President Barack Obama has signed a presidential directive authorizing the Central Intelligence Agency to conduct secret operations to support rebels in Libya, according to government sources.
Government officials told Reuters on Wednesday that the president had signed a presidential "finding" within the last two or three weeks. The order is a necessary legal step to conduct secret CIA operations, but does not mean that such operations will actually occur.
In response to the report, White House Press Secretary Jay Carney issued a statement saying he would not comment on intelligence matters.
"I will reiterate what the President said yesterday - no decision has been made about providing arms to the opposition or to any group in Libya," Carney said. "We're not ruling it out or ruling it in. We're assessing and reviewing options for all types of assistance that we could provide to the Libyan people, and have consulted directly with the opposition and our international partners about these matters."

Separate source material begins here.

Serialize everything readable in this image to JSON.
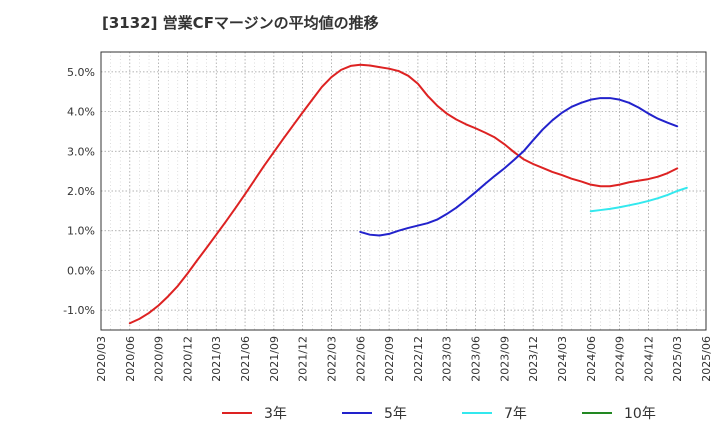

The presidential finding discusses a broad range of potential operations to help rebels fighting against the regime of Libyan Dictator Moammar Gaddafi. While it does not direct the CIA to provide weapons to the rebels, it does direct the agency to prepare for such an event should the president decide to pursue it.
Meanwhile, an intelligence source told CNN on Wednesday that the CIA was currently operating in Libya to help the United States increase its "military and political understanding" of the situation.
"We are gathering intel firsthand and we are in contact with some opposition entities," the source said.
Another source told the New York Times that CIA operatives have been working in Libya for several weeks, along with British special forces and MI6 intelligence officers. The operatives are seeking to understand who the leaders of the rebel groups are and what they stand for.